La thèse du Cygne Noir de Nassim Taleb conduit à conclure que chercher à prévoir le futur est profondément fragile. Cela nous raidit sur des suppositions fausses et donc la prévision nous fragilise. Taleb suggère de passer son énergie à prévoir quoi faire en cas de problème, ce qu’il appelle l’optionnalité.

Paradoxalement pour pouvoir rester souple dans les projets j’ai expérimenté que l’absence de planning était contre-productive. Pas de planning c’est pas de vision de l’avenir. Donc une difficulté à se projeter et donc une difficulté à prévoir comment réagir. Pour rester antifragile je recommande donc de dresser au moins un macro-planning des séquences prévisibles et de le tenir à jour.
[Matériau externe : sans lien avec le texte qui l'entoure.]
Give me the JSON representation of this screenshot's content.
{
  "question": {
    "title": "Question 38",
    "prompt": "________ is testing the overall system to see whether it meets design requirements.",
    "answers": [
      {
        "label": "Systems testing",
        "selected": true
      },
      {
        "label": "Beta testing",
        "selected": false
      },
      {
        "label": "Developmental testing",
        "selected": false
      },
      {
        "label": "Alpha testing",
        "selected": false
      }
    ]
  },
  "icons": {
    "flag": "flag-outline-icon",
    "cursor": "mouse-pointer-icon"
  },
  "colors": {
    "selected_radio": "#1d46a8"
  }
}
L’heuristique est la suivante : pour se projeter dans l’avenir, faire un planning que nous ne chercherons pas à respecter.

Le plus délicat consistera à rester souple sur ce planning. Son but est de nous aider à prévoir quoi faire, ce n’est pas une suite d’échéances à respecter sauf bien évidemment quand il existe des échéances structurantes. C’est un outil pour se projeter dans l’avenir, évaluer les options qui s’offrent à nous et lancer les préparations nécessaires.
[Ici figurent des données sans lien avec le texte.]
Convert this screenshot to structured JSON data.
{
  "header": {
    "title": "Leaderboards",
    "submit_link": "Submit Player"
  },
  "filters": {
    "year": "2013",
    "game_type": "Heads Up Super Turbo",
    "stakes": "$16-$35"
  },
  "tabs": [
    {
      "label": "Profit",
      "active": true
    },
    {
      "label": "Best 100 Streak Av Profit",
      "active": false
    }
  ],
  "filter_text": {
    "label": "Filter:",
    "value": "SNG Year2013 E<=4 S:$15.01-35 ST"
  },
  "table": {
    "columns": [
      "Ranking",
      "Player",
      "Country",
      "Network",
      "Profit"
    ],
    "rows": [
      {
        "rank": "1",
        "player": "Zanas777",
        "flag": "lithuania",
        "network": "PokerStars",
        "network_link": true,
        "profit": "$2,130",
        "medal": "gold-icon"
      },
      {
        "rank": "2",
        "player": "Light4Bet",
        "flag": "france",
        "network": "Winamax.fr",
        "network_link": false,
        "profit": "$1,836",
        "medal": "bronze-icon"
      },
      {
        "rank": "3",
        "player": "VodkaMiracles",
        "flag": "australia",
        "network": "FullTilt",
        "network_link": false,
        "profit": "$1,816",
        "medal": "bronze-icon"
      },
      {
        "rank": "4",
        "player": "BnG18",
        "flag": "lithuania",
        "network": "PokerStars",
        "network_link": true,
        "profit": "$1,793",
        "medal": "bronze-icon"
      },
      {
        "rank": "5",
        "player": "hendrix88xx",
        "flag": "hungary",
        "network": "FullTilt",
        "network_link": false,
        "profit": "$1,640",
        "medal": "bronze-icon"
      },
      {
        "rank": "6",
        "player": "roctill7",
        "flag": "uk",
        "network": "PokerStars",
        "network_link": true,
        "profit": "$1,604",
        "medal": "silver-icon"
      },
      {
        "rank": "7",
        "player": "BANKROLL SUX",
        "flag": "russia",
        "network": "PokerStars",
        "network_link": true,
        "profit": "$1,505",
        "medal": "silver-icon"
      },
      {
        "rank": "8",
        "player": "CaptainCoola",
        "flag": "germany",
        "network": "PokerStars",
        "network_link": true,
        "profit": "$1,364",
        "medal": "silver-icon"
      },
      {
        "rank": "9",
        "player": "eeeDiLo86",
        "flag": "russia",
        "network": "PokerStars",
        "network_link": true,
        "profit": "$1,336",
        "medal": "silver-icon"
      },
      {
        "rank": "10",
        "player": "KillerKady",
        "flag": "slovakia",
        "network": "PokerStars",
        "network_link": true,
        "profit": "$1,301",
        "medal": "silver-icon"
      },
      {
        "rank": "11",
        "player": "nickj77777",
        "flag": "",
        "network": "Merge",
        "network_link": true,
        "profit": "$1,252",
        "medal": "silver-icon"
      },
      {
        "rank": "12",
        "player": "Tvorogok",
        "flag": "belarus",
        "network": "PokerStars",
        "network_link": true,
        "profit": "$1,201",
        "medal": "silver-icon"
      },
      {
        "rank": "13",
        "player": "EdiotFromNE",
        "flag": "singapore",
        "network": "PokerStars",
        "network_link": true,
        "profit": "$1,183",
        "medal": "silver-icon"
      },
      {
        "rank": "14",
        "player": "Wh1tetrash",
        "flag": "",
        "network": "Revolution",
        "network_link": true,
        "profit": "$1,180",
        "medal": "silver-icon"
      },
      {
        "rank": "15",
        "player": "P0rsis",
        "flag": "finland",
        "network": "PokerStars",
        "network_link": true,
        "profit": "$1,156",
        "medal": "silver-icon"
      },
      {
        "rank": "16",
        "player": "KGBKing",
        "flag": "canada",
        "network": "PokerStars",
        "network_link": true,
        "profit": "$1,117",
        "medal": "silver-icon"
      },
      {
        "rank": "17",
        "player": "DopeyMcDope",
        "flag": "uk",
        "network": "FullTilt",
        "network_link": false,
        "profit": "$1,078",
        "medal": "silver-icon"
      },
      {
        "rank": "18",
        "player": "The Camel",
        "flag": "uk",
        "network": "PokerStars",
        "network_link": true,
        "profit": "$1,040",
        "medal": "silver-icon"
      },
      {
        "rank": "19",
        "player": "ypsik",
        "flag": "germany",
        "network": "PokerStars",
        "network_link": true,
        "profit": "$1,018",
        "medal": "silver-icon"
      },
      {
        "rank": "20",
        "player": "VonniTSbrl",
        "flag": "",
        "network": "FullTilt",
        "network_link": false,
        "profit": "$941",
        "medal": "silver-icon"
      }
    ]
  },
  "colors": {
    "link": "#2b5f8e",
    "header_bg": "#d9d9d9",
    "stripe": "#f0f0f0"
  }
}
Une des dérives classiques consiste à perdre beaucoup d’énergie dans le respect du planning. Ici le planning ne sert qu’à travailler l’optionnalité. Par exemple dresser un planning des réunions à l’avance permet de vérifier qu’il ne manque pas une réunion de coordination ou alors qu’il faut parler aux speaker dès aujourd’hui de la prochaine réunion dans laquelle ils doivent intervenir car nous ne pourrons les réunir une nouvelle fois dans l’intervalle. Autre exemple vécu, penser à réserver la salle de réunion car les grandes salles étant peu nombreuses, elles sont réservées très longtemps à l’avance. Dresser le planning permet donc de penser à des problèmes qu’on oublierait facilement.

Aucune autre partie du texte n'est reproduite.